No. Muchos padres piensan que es allí porque este hecho evolutivo coincide con la edad en que se escolarizan, pero estamos hablando de lenguaje en desarrollo para todos los niños, vayan o no vayan al colegio. Si es cierto que los niños se divertirán escuchando palabras “feas” a sus compañeros, pero esto sucede en todos los lugares de nuestro planeta.

 

“Un compañero del cole dice palabrotas y hoy me ha enseñado a decir…, ¿a qué eso no se dice?”

No, es importante que aclaremos al niño la causa por la cual el compañero ha pronunciado esa palabra y explicarle que ha sido por una llamada de atención, quizá quiera hacerte reír para que seas su amigo.

 

Cuando dice una palabrota…, ¿le reímos la gracia?

No, pasado el momento de sorpresa nos pondremos en nuestro papel de padres o de profesores para hacerle saber que no nos hace gracia.

 

“Se me ha escapado una palabrota delante de mi hijo… ¿qué hago?”

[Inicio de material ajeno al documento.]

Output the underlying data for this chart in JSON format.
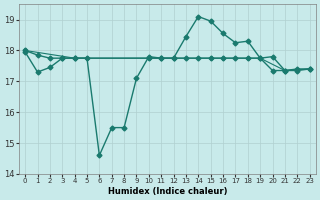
{
  "xlabel": "Humidex (Indice chaleur)",
  "x": [
    0,
    1,
    2,
    3,
    4,
    5,
    6,
    7,
    8,
    9,
    10,
    11,
    12,
    13,
    14,
    15,
    16,
    17,
    18,
    19,
    20,
    21,
    22,
    23
  ],
  "series1": [
    18.0,
    17.85,
    17.75,
    17.75,
    17.75,
    17.75,
    14.6,
    15.5,
    15.5,
    17.1,
    17.8,
    17.75,
    17.75,
    18.45,
    19.1,
    18.95,
    18.55,
    18.25,
    18.3,
    17.75,
    17.8,
    17.35,
    17.35,
    17.4
  ],
  "series2": [
    18.0,
    null,
    null,
    null,
    17.75,
    17.75,
    null,
    null,
    null,
    null,
    17.75,
    17.75,
    17.75,
    null,
    null,
    17.75,
    17.75,
    null,
    17.75,
    17.75,
    null,
    17.35,
    null,
    17.4
  ],
  "series3": [
    17.95,
    17.3,
    17.45,
    17.75,
    17.75,
    null,
    null,
    null,
    null,
    null,
    17.75,
    17.75,
    17.75,
    17.75,
    17.75,
    17.75,
    17.75,
    17.75,
    17.75,
    17.75,
    17.35,
    17.35,
    17.4,
    17.4
  ],
  "ylim": [
    14,
    19.5
  ],
  "yticks": [
    14,
    15,
    16,
    17,
    18,
    19
  ],
  "xlim": [
    -0.5,
    23.5
  ],
  "line_color": "#1a7a6e",
  "bg_color": "#c8eaea",
  "grid_color": "#b0d0d0",
  "minor_grid_color": "#d0e8e8"
}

En primer lugar hay que tener cuidado porque, sobre los 4 y 6 años, los niños imitan el lenguaje de casa y además encuentran atrayentes las palabras malsonantes. Cuando se escape alguna podemos sonreír y pedir perdón diciendo “no pasa nada, no volverá a suceder”

 

¿Es conveniente discutir cuando los niños dicen palabrotas?

Es importante evitar entrar en conflicto y ser tolerantes ante cierta rebeldía del niño, las palabrotas no interesan y si quiere decirlas, allá él. Es mejor tomar lo sucedido en broma y desviar su atención hacia otro tema, el castigo en los momentos iniciales puede convertirse en un reforzador de palabrotas.

 

¿Cómo respondemos ante una palabrota que encierra provocación?

Podemos hacerle saber que, a nosotros, ese tipo de palabras no nos apetece escucharlas y que puede marcharse a su habitación  a decirlas. Después encenderemos la televisión, la radio, pondremos música, haremos una llamada telefónica..., cualquier acción que le haga ver que no tenemos ningún interés en seguir escuchando sus palabras malsonantes.